A reason to stop

Stanley’s new Pinnacle center designed to bring community together

STANLEY – When Pinnacle decided to expand its fuel and convenience store on U.S. Highway 2 in Stanley, the cooperative wanted to give the community much more than just a place for a quick stop.

The new travel store and Cenex station can still get you in and out in a hurry but you might want to linger to shop, dine or simply relax by the fireplace.

“We wanted to do more than build a big store. We wanted to build a place where people wanted to sit up front and relax,” General Manager Jim Wznick said. “We like to see the locals in here.”

An area set aside for dining or gathering seats 64 – and it’s come close to reaching that capacity, which is exactly what the cooperative hoped to see. The goal is to bring out the coffee clubs.

“We are trying to make a place that’s welcoming,” said Todd Busche, operations manager. “We were really trying to make a place here that’s a gathering for the community. It’s comfortable when you walk in here. We just want to make sure the community knows this place is for them.”

The expansion has been a two-year project. It began in 2016 with upgraded fuel pumps, particularly the diesel fuel islands, where diesel exhaust fluid was added.

In 2017, the structure was expanded and remodeled. Pinnacle doubled the size of the facility to 20,000 square feet.

“It was a major project. This was a pretty big deal. It’s one thing to build a ground-up structure. It was another thing to try to stay open while you are remodeling,” Wznick said.

Customers continued to be served despite the challenges.

“We appreciate their patience because it was a long year, especially for our employees. They had to put up with a lot,” Wznick said.

So there was a lot of excitement when the new store officially opened Feb. 19. Except for some additional concrete to be poured on the facility grounds this summer, the project is basically completed.

The modernization included the launch the first week of March of a phone app that let patrons access their Pinnacle Perks rewards program, which includes promotions and 4 cents off each gallon of gasoline. The program still remains available through rewards cards for patrons who wish to continue carrying them.

While keeping up with technology, Pinnacle also wanted to give customers a sense of the past. A wooden fence, windmill replica and signage all serve as nods to a time and place where life’s pace was a little slower. One patron offered a freight wagon to put on display to add to the atmosphere.

“If you create that atmosphere, people feel more comfortable to shop,” Busche said.

Cedar shakes that line a portion of an upper wall area display cattle brands of local ranches. Wznick said Pinnacle invites area producers to submit their brands or photos of rural life, such as harvest or branding time, to help decorate the new center.
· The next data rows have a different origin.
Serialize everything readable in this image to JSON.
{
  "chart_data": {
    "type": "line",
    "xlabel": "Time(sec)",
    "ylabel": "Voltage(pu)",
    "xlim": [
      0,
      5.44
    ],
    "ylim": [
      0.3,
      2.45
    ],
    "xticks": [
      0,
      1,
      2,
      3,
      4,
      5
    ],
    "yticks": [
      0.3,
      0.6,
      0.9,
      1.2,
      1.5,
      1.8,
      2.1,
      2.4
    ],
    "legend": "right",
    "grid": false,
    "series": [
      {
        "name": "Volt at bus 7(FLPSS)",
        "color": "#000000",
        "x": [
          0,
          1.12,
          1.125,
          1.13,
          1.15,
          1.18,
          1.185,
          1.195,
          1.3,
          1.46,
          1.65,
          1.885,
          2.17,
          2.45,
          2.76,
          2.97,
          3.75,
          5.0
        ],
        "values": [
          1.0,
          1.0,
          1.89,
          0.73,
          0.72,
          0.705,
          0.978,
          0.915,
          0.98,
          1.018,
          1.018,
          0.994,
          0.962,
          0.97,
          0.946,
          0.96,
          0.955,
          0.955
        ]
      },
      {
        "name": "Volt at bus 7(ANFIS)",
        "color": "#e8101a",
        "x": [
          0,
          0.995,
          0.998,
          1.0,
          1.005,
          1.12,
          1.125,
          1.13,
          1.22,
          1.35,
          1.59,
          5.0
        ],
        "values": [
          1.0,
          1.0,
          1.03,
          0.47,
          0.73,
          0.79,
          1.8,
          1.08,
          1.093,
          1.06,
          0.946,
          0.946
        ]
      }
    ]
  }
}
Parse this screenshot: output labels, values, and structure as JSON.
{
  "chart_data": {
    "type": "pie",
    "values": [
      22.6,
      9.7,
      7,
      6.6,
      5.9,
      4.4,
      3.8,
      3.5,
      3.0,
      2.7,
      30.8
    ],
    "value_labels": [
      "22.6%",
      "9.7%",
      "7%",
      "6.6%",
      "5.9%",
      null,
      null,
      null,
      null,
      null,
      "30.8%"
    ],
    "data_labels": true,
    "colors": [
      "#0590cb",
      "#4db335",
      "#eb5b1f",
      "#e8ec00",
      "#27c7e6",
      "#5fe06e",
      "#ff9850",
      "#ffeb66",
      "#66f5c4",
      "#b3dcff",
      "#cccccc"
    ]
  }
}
The building’s new front porch ties into the western theme. Wznick said it lends curb appeal but it also will be functional for outside sales or seating in the summer.

The store also features an open, linear layout that lends a spacious feel. The layout increases the sense of accessibility in a store where there’s a lot of variety to access.

“When our customers walk through that front door, we wanted them to see all the way to the back. That was a requirement,” Wznick said.

In early March, Pinnacle’s Vaquero’s Western Grill opened with a state-of-the-art kitchen to prepare homemade meals for breakfast, lunch and dinner, including its signature salsas and sauces and a kid’s menu. The fare ranges from omelets to burritos to burgers. Meals are take-out or eat-in, and there also are grab-and-go offerings.

Having a kitchen enabled the store to increase its variety, such as offering barbecued ribs and rotisserie chicken. The kitchen also has enabled Pinnacle to emphasize “fresh” and “homemade,” which isn’t what one typically finds in a convenience store, Busche said.

The restaurant is particularly popular with travelers, truckers and oil-field workers. The store added a third shower and has a small lounge area where people can enjoy the fireplace and watch television. It also carries oil-field clothing and offers overnight parking. It’s part of catering to the needs of oil-field workers and truckers.

“A huge part of our business is oil workers,” Wznick said. “But our goal when we did this was to try to re-introduce some products that we took out several years ago and get back to more of a community store.”

Busche said they wanted to get back to their roots in meeting the needs of rural residents. Farmers and ranchers can find twine, fencing materials and a variety of other farm and ranch needs, along with outdoor wear and a selection of hardware. The store carries an expanded section of name-brand western wear and stocks Stanley Blue Jays branded merchandise for local fans. The cooperative continues to expand its overall inventory based on customer demands and preferences.

Open 24 hours a day, seven days a week, the store also carries flowers, jewelry and gift items.

“There should be a little bit of something for everybody here,” Wznick said. “It’s a pretty diverse audience we have here and we have to cater to all of them.”

As a convenience store operation, he added, “We offer a little bit more for them than probably anybody else between Williston and Minot.”

Busche said Pinnacle wants to be the place to stop for anyone traveling through the area.

“We are trying to create that destination on Highway 2,” he said.